Gill also introduced School Resource Officer Richard Allen to present his proposal for a criminal justice internship program at the high school. Allen, who is a patrolman with the Kingston Police Department, said the internship would be designed for 12th grade students with an interest in entering a criminal justice field. The goal would be to obtain an overview of a number of careers in the field and distinguish differences between roles such as police officer, parole officer, social worker, corrections officer, probation officer, and case manager.

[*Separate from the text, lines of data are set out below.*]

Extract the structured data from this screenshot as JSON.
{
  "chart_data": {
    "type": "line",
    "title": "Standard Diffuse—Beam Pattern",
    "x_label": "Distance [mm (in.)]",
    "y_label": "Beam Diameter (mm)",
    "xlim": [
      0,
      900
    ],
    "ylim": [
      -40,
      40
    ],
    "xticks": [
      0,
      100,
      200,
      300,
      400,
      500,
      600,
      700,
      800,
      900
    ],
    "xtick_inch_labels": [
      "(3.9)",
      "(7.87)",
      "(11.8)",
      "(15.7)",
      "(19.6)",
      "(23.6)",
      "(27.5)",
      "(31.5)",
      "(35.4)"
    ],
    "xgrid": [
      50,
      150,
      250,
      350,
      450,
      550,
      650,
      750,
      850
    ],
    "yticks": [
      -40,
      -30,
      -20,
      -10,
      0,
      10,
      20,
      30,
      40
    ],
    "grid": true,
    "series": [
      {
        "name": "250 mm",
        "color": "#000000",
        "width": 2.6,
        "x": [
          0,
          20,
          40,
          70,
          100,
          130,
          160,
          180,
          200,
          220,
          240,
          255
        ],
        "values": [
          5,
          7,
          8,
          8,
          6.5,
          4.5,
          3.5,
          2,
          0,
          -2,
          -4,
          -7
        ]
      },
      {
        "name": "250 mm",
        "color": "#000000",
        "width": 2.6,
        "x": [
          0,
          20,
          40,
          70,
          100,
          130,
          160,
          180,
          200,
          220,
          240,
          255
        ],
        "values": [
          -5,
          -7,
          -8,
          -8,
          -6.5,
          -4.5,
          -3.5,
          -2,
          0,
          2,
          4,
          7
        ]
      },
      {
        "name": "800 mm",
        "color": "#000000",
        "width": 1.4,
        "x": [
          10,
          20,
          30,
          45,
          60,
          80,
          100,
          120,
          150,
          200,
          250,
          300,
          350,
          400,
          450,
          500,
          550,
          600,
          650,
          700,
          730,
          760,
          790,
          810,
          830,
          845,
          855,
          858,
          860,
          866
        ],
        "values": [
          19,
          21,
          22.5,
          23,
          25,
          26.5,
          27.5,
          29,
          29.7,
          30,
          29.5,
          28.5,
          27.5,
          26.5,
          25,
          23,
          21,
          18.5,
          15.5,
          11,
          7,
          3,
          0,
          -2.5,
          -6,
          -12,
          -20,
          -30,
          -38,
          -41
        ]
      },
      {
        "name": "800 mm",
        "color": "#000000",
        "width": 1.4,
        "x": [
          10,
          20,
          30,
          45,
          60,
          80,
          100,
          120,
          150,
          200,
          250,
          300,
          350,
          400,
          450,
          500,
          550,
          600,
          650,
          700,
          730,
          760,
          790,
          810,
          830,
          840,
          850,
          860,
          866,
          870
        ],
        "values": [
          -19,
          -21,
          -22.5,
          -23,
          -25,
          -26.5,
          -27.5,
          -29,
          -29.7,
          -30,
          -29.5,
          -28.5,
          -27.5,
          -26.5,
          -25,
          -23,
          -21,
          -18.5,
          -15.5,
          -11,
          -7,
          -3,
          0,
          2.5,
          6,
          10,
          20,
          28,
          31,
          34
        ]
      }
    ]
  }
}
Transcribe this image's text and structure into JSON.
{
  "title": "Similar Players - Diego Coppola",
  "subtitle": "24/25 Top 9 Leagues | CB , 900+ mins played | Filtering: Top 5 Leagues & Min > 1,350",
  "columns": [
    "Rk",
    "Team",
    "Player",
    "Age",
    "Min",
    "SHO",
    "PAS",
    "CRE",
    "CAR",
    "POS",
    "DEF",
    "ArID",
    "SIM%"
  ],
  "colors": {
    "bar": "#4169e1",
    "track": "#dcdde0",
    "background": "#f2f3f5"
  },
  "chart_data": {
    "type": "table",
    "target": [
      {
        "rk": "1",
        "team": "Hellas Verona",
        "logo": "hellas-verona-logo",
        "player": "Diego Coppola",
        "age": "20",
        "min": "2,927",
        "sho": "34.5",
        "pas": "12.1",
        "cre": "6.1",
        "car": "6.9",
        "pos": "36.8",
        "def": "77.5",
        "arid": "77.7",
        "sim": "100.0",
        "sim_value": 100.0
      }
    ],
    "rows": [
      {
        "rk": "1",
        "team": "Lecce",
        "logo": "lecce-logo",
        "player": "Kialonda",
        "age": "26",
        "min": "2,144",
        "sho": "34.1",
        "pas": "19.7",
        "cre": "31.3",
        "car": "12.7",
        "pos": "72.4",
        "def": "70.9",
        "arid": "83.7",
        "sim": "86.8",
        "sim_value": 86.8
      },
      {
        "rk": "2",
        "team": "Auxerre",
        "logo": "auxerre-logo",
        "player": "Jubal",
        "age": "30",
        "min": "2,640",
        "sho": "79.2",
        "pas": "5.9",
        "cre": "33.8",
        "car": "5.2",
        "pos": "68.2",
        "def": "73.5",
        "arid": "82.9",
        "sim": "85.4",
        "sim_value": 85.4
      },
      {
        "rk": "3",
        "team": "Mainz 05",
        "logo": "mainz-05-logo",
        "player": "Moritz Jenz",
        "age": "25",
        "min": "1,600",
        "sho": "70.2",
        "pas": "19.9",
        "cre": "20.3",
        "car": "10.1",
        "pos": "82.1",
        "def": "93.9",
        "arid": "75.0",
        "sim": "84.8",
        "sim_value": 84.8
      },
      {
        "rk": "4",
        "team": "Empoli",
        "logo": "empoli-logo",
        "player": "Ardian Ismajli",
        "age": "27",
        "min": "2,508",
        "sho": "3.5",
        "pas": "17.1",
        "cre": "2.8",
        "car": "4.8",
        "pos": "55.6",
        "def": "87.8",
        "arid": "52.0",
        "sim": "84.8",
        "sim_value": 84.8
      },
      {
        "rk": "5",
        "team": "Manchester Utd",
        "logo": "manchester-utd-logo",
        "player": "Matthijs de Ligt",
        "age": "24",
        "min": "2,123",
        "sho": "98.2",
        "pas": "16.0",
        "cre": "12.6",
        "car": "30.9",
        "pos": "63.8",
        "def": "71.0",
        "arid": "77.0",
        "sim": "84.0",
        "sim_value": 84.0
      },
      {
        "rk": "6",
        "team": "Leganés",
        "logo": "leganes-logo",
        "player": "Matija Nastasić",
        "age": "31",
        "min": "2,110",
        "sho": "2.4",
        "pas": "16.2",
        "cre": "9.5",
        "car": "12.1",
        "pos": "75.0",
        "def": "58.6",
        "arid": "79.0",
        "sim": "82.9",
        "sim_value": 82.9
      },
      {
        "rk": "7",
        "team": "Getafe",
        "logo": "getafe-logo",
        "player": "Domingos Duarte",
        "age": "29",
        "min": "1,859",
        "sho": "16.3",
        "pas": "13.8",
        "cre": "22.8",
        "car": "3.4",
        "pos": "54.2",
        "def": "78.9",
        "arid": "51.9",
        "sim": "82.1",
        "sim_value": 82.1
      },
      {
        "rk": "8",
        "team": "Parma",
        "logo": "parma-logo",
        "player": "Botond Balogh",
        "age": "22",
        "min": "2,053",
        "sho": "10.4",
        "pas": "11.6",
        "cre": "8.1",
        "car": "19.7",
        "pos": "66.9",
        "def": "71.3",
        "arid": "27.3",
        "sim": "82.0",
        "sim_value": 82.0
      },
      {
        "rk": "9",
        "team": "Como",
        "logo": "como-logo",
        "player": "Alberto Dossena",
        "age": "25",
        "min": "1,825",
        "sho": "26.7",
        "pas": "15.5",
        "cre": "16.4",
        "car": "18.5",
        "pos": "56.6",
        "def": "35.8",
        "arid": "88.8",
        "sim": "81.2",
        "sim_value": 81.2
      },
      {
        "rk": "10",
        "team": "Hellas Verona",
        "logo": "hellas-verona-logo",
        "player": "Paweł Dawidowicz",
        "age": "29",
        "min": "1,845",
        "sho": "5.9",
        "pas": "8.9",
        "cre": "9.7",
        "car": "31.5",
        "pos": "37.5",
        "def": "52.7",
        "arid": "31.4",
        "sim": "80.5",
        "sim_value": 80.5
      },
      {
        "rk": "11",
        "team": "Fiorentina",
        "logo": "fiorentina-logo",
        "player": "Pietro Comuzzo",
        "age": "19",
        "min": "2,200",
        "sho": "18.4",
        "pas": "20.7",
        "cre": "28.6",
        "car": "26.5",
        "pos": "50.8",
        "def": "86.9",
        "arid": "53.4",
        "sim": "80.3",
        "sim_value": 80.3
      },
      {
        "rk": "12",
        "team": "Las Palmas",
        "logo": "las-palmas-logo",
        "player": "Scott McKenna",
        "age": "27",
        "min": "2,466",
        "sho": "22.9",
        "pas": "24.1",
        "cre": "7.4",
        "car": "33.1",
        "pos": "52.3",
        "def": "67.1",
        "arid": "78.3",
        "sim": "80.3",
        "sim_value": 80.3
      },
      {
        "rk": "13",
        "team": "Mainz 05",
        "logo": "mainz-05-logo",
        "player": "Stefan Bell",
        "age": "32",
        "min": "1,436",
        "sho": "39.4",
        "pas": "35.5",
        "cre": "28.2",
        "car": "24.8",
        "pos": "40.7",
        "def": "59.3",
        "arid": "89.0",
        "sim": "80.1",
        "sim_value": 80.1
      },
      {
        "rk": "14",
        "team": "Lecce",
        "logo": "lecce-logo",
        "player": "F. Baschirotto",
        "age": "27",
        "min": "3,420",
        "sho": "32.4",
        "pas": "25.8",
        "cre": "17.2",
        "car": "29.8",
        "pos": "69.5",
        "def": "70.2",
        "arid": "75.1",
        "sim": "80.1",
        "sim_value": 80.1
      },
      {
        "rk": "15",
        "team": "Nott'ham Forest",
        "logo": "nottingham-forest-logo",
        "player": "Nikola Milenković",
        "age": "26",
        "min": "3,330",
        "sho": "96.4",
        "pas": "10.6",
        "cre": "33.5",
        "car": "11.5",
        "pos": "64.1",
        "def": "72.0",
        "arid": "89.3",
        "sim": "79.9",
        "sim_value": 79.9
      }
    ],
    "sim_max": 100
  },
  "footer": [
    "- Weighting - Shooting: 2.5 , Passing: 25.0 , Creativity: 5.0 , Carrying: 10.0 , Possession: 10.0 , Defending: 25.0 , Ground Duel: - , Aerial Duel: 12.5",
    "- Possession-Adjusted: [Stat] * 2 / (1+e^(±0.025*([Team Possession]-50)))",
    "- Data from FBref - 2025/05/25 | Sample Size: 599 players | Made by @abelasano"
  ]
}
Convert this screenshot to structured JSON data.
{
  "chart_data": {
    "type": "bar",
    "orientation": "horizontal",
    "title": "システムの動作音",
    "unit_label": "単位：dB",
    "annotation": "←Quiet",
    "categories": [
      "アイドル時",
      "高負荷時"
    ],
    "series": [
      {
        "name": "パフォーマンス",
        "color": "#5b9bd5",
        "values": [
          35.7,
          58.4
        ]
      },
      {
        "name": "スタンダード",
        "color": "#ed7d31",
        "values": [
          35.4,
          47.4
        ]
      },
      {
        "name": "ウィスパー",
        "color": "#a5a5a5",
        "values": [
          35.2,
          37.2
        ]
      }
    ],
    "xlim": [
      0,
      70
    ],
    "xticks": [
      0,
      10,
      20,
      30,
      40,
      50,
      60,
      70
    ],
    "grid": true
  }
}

The internship would include 8 hours of classroom time as well as 4-8 hours of field trips to places such as the Plymouth County Courthouse, Plymouth County Correctional Facility, Plymouth DCF, and the Kingston Police Department. Topics covered would include constitutional law, motor vehicle law, and the US court system. Allen said that the allied health program at the high school was his inspiration. Allen told the Committee, “My hope is that by them partaking in this internship program, they be able to make a more informed decision.”
Director of Business Services Christine Healy provided an update on the current year’s budget saying, “we’re still doing pretty well.” She said there were a few deficits including in the superintendent category due to conferences and travel that is mandated by her contract. There is also a deficit in homeless transportation at the middle school level though Healy said that will be balanced out by the surplus at the high school level. There is a deficit of about $1,100 for athletics as they haven’t been able to raise any revenues due to COVID restrictions. Finally, a deficit of $36,000 exists for unemployment as Healy said it was a difficult summer with many people collecting.
Proulx presented on the preliminary budget process for the coming year. She said that principals were asked to prepare a level service budget that would encapsulate only what it would take to maintain current staffing and programs. Proulx said that the preliminary budget does not include the costs for staffing the current hybrid model because it is assuming a return to full, in-person learning next year. It does reflect shared costs though it has not been adjusted for potential retirements. The increase in the preliminary budget from the current year is $714,168 or 2.67 percent. “Right out the gate, to see something under a three percent increase is surprising,” Chair Paula Hatch commented on the lower than usual percentage increase.
Proulx also gave an update on overall enrollment. At the secondary level, the total enrollment is down 21 students from last year. Homeschool enrollment has increased by 10 students in Grades 7-12 and students leaving the district through school choice has increased by 2 students. Proulx said she was waiting to hear if the state would hold the decrease in enrollment against the district given the circumstances surrounding the current school year.
President of the Silver Lake Education Association (SLEA) Jon Lay spoke briefly saying he was “very pleased that we were able to settle the teacher’s contract… I’m hoping that we can settle those things more expeditiously in the future.” He also spoke to what he called the “light at the end of the tunnel with the pandemic” saying that he would like to see the staff vaccinated quickly. The staff will be eligible during Phase 2 which is scheduled for February to March. Lay also said that he spoke with Proulx about having Silver Lake handle the vaccinations directly as employers with more than 200 employees are eligible to administer them directly.